For the past two weeks, I’ve seen Archer laughing, happy with his friends, giving a great speech at his best friend’s wedding. He’s been amused at the things that happen between us, the groupie, Daryl at the winery. He’s listened to all of my problems, helped me through them, and offered to help fix this mess with my parents.
There was no pain or regret when we had sex. He was there in the moment with me. Giving all of himself. I have to believe I’ve given him some respite from this. Archer is really good at fooling people into thinking he is okay.
And he is not okay.
I leave him in the bedroom and go to stand in the living area. My hands shake with rage and sadness. I’m not sure which is the more prevalent. I’m torn over what to do. He needs to tell his friends, Adam, at the very least, but I can’t force him.
I can’t unlock his phone to read those texts again, although it is an invasion of privacy, I wish I could call her and tell her what a bitch she is. I’d never overstep like that, no matter how much I want to.
In my eyes, a woman being able to make a choice about her body, to decide if she wants to keep a baby or not, always lies with her. I’ve never considered it from the other side before. Sure, there are men who make demands one way or another over what they want, without care or consideration for how the woman feels. This is the flip side, and it’s difficult seeing it.
Archer would have loved that baby, I know he would. And if Madison made the choice to end the pregnancy, she at least owed him the opportunity to discuss it.
My blood boils all over again because everything about that woman is vile. She didn’t have to tell him about the baby, not after she already had the abortion. Texting like that is vindictive, cruel, and Archer didn’t deserve it.
Exhaustion takes over. I go back to the bedroom and lay down beside him. Sleep evades me as I watch his continued torment.
It’s almost five AM when he rolls towards me, his hand wrapping around my waist. I press back into him. His head rests half on the pillow, half on my shoulder. I take his hand and hold it against my chest, letting him feel the steady beat of my heart.
Archer stops moving and his breath deepens. He’s lost the fight in his sleep. Eventually, I fall asleep, knowing he’s able to rest.
The next thing I am aware of is something tickling my cheek. I brush at it, but it doesn’t stop.
“Brooke?”
I groan, the tickling goes away at least on my cheek, it trails down my throat and neck then across my collarbone. My eyes blink open just as Archer presses his lips to my jaw.
“Morning,” he says, propping himself up and looking down at me.
“Hey,” I reply, still groggy. Last time I looked at the clock, it was almost six in the morning. “What time is it?”
“Midday,” he strokes some hair off my forehead. “I let you sleep, but you should eat.”

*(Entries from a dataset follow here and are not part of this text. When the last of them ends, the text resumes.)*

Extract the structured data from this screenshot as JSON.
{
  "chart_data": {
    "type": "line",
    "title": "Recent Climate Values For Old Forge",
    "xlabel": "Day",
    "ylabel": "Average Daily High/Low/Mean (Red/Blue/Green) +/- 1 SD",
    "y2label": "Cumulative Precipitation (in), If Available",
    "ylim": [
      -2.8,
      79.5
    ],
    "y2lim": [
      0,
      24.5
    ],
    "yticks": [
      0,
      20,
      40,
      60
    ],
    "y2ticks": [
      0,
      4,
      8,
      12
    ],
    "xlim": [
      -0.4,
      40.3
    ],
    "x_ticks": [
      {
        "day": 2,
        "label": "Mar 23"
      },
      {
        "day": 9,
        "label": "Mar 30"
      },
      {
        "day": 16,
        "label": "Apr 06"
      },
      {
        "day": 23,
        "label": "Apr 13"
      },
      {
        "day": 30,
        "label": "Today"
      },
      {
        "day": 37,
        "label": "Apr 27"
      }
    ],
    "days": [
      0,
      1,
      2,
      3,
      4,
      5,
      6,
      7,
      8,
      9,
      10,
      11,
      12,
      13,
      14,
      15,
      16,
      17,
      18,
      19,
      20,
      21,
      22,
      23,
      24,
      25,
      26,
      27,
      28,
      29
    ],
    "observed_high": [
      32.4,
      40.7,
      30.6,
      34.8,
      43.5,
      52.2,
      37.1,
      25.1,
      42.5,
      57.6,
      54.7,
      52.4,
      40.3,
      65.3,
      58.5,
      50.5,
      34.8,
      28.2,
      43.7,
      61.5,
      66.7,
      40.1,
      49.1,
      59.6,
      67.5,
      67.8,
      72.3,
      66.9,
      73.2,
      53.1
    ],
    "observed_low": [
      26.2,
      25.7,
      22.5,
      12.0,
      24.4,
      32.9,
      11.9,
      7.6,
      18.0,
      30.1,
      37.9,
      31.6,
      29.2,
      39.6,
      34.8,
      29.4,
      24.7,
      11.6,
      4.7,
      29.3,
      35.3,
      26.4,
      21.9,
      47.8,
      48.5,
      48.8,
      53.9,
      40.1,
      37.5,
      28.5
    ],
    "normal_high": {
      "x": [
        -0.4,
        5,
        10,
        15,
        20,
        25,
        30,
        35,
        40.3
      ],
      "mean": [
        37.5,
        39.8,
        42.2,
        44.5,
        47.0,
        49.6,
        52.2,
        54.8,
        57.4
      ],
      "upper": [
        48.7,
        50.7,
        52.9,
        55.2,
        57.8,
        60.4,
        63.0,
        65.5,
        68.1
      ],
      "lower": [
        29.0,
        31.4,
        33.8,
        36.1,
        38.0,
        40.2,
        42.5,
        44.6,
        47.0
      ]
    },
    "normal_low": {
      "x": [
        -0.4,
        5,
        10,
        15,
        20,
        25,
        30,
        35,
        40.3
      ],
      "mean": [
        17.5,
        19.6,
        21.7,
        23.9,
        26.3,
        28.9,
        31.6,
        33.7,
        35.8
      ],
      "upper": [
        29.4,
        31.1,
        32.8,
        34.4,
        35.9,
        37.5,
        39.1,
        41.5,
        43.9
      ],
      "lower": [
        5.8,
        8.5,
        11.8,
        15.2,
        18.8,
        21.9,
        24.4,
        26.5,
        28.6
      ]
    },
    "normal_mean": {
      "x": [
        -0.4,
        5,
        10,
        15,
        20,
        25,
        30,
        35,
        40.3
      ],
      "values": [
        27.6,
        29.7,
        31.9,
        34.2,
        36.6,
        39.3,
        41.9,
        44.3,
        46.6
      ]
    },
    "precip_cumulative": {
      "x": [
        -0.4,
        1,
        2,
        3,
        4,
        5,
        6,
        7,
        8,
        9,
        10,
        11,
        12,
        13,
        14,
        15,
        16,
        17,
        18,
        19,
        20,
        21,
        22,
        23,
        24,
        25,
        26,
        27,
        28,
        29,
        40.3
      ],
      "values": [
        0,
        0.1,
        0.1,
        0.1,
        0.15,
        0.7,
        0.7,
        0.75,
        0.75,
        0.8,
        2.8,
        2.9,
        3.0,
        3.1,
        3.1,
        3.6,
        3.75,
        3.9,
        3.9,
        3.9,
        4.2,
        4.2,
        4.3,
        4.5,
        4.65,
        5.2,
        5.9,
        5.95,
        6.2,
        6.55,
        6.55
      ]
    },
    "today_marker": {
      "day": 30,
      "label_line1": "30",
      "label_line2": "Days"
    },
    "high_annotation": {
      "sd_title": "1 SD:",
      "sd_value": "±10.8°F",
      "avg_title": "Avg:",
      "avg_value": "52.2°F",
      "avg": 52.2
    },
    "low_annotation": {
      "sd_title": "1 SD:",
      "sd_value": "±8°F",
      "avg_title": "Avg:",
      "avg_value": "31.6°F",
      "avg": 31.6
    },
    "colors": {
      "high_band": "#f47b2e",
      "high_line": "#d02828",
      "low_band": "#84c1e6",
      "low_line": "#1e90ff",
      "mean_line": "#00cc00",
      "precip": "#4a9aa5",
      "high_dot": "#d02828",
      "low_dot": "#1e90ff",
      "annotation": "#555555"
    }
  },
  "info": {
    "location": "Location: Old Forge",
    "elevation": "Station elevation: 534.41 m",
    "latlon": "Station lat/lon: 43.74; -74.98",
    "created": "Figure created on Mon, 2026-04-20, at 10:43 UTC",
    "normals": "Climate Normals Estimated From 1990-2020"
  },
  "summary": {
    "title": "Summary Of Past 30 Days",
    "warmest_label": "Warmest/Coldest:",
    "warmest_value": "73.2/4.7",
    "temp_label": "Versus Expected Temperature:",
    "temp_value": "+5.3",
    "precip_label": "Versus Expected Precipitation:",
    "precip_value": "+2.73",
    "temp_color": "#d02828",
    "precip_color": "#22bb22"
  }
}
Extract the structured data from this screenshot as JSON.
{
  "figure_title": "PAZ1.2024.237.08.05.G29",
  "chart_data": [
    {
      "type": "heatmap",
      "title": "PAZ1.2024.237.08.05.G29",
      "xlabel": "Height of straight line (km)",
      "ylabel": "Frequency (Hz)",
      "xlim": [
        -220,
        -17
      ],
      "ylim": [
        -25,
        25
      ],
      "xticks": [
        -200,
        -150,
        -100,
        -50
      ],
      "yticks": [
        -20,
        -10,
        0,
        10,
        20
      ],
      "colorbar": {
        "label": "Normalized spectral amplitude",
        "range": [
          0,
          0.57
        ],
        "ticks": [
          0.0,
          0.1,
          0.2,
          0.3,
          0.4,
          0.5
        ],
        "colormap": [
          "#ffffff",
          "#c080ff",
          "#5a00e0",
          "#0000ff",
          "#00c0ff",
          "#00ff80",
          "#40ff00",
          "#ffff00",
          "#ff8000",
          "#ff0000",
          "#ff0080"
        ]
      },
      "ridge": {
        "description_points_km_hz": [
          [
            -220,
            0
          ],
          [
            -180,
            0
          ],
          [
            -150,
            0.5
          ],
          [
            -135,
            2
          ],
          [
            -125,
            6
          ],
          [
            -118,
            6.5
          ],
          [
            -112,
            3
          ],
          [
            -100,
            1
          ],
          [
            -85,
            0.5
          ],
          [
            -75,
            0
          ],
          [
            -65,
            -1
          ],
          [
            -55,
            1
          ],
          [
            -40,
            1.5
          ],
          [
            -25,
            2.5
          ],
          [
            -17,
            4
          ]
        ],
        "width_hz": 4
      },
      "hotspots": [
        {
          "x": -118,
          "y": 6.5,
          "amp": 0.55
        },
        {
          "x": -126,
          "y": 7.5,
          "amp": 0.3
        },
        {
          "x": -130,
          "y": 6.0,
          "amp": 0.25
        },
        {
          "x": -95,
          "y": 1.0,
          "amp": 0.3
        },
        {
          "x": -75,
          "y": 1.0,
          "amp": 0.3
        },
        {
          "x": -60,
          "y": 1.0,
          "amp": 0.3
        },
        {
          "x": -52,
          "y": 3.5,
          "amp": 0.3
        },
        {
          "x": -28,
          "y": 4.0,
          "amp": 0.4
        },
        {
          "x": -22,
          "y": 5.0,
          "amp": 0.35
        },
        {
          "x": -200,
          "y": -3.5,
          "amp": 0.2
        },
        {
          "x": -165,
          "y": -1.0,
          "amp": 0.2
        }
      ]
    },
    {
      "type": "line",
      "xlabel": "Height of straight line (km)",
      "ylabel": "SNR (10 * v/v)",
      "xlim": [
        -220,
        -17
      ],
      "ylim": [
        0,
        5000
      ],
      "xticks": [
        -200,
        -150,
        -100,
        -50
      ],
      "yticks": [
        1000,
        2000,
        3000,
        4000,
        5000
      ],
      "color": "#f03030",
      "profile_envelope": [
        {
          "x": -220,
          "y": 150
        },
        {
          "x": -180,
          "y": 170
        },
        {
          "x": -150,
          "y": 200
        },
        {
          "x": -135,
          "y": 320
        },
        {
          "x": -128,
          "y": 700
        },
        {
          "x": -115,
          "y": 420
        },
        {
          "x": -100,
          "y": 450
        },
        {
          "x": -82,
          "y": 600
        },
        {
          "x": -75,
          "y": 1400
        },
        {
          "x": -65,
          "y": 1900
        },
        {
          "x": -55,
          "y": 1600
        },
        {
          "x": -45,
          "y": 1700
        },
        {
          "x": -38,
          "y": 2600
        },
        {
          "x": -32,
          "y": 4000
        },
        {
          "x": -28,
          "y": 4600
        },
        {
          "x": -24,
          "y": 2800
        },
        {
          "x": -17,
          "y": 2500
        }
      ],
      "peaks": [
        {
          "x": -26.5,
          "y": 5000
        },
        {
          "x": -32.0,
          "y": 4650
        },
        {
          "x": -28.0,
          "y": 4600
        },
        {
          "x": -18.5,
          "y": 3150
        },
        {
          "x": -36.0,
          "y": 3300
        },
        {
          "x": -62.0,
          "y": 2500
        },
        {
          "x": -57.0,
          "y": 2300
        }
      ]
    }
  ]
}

“Are you okay?” I ask, rubbing my eyes.
“Yeah… I’m good,” he winks. “Come on, I’ll make coffee.”
He pushes off the bed and heads towards the door. He’s fully dressed, right down to his sneakers. How long has he been awake? I’m only wearing his t-shirt from last night, but don’t care. I straighten up the covers, then head to the other room.
Archer is finishing up my drink and looks over. “Did I tell you I enjoyed seeing you in my clothes?”
Taking the cup, our fingers touch. “Maybe.”